As a follow-up to my article on how to create the perfect ‘about us’ page, I thought it would be useful to look this week at what makes a good product page. Any business owner with an ecommerce site will know the importance of having a well put together product page, and here are my top 5 tips for how to ensure your visitors don’t get turned off when they make it to the product level of your website.
1. Keep Descriptions Concise and Relevant
When people have reached your product page, you don’t want to bore them with a big chunk of descriptive copy, but a brief, factual and gently persuasive description may be just the push they need. The tone and style needs to be tailored towards your audience – I quite like the playful tone used by Firebox in the example below, but what works for them will not work for everyone.

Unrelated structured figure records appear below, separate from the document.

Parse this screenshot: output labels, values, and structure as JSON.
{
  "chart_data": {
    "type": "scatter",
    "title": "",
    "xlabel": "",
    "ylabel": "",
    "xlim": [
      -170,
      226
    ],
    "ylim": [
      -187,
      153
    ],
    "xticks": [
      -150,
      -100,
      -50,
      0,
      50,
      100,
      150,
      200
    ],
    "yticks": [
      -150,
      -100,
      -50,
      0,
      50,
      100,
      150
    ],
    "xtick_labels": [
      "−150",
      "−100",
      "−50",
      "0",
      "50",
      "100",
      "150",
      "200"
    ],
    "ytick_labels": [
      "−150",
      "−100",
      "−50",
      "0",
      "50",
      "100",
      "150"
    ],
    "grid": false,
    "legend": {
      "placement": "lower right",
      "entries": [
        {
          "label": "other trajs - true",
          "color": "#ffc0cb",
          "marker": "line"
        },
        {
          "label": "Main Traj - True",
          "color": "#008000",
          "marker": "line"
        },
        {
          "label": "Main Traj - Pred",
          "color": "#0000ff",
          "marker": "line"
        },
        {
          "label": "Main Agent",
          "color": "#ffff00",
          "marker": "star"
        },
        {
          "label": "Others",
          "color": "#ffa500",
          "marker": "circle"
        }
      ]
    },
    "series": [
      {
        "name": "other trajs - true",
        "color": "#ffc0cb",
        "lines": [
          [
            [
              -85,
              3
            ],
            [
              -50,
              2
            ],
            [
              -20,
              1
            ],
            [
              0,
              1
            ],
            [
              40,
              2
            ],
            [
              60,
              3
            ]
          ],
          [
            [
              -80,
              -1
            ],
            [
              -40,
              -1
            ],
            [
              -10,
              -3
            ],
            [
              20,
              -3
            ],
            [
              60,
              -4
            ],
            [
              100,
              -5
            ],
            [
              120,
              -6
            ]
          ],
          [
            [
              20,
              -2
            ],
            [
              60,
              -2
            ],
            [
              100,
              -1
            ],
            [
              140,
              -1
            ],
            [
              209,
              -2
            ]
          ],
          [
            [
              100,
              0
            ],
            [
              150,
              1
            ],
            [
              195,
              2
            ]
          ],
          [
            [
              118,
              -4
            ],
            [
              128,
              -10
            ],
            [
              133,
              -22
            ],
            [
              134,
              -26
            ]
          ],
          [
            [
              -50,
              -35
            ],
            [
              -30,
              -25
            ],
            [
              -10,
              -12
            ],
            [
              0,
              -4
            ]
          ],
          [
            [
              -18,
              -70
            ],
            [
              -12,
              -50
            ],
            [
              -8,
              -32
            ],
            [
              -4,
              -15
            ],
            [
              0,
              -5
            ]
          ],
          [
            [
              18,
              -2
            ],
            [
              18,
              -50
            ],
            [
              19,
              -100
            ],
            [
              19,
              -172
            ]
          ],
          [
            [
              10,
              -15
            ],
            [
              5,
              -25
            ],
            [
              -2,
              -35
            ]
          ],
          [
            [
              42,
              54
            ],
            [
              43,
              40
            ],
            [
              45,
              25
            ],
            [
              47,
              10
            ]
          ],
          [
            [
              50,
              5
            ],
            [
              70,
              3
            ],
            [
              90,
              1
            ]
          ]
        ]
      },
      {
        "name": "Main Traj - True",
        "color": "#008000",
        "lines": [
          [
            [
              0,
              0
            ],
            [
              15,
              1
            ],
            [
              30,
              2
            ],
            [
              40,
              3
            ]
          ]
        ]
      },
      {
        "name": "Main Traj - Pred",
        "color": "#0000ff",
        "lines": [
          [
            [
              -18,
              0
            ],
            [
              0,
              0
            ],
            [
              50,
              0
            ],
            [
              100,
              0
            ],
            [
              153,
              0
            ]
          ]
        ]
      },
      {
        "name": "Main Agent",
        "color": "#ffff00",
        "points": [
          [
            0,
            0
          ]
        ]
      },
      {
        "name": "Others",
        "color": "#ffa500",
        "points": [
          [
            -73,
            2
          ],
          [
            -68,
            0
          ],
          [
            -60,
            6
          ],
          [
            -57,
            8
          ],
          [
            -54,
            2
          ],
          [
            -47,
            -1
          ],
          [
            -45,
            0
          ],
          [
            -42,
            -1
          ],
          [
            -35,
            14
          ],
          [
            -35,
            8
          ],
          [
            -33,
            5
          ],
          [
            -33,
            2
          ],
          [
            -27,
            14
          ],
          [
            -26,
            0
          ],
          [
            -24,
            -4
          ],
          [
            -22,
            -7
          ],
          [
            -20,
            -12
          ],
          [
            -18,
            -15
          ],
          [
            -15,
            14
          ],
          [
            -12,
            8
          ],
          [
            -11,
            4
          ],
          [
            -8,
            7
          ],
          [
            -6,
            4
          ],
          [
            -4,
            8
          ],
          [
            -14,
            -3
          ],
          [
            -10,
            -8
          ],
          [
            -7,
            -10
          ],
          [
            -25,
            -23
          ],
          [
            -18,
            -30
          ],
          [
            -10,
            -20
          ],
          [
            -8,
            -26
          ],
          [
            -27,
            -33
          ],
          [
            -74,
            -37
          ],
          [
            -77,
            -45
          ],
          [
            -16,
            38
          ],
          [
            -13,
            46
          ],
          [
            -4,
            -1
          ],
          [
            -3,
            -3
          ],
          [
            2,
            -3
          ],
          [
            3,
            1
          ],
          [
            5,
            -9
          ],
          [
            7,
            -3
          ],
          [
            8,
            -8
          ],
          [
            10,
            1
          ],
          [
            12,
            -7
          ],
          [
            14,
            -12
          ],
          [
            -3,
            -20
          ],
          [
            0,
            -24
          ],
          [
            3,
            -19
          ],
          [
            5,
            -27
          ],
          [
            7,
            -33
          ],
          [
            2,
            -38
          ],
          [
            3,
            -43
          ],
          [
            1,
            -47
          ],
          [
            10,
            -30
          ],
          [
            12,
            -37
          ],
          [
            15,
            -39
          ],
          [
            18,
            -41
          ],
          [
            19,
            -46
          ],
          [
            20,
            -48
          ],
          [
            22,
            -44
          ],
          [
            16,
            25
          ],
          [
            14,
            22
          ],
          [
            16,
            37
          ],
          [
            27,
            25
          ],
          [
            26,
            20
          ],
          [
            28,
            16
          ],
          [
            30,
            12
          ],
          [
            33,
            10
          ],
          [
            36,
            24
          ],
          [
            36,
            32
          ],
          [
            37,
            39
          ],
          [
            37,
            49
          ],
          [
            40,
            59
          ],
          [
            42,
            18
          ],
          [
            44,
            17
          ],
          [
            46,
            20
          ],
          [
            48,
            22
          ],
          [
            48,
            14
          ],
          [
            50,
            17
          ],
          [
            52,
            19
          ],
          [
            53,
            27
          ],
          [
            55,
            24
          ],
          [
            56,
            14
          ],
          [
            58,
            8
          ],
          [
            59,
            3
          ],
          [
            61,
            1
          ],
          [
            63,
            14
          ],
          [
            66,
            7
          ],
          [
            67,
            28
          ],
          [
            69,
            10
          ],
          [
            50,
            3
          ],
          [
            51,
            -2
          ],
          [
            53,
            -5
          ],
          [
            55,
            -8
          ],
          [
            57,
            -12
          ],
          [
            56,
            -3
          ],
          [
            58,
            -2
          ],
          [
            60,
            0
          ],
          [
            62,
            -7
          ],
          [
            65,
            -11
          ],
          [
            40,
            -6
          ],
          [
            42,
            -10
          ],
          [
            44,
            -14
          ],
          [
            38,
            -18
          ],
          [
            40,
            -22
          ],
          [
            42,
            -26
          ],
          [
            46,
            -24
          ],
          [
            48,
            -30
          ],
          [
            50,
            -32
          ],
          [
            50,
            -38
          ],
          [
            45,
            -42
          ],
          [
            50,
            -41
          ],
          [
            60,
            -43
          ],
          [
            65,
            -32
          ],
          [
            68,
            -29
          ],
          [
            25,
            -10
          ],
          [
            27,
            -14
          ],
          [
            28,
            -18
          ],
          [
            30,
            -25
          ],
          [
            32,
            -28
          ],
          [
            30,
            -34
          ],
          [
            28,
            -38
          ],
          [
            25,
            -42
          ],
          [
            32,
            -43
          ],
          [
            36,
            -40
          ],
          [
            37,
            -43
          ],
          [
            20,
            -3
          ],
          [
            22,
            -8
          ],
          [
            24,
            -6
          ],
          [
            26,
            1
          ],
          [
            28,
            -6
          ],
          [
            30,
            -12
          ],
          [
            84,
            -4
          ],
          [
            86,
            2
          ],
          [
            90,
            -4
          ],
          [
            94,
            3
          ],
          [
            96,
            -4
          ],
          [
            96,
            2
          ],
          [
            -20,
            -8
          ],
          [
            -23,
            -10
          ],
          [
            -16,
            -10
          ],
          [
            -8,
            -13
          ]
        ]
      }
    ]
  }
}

2. Use Big Call To Actions
Okay, I’m ready to hit the purchase button – don’t make me hunt for it. Too many product pages have an add to cart button which is either too small or too far down the page to be easily visible. The button itself should be big, colourful and clear.
3. Avoid Too Many Distractions
Normal best practice for websites dictates that you should make it as easy as possible for users to navigate from page to page on your website. The exception to this rule is the product page – once you have users here, you want them to click on that buy button, not visit your facebook page or read your latest blog posts (however interesting they may be). Keep your product page as minimalist and uncluttered as possible (the Green & Blacks page below is a good example).
4. Minimise Page Loading Times
In order for users to trust your site enough to enter their card details and spend money on it, everything needs to run smoothly, particularly as they progress towards the transaction stage. If your product page takes forever to load, then that puts doubt into the shopper’s mind – will the site crash when I try to make a purchase? And will I still get charged?
For this reason it pays to keep your product pages as basic as you can – a big, extravagantly designed page may look great, but you could lose out on sales as users will take only seconds to get bored of your unreponsive site and go elsewhere (just look at how simple the Green & Blacks product page is).
5. Establish your Credibility
For a new customer, purchasing on a website (unless it is a famous, recognised brand) is something of an act of faith. You can help them feel more comfortble buying from you by emphasising the things the show you are a reputable company – reviews, testimonials, social media shares, and product guarantees.
Experiment with the above tips and your own ideas, and use Google Analytics to see what happens to your product page bounce rates and conversion rates. Let us know how you get on!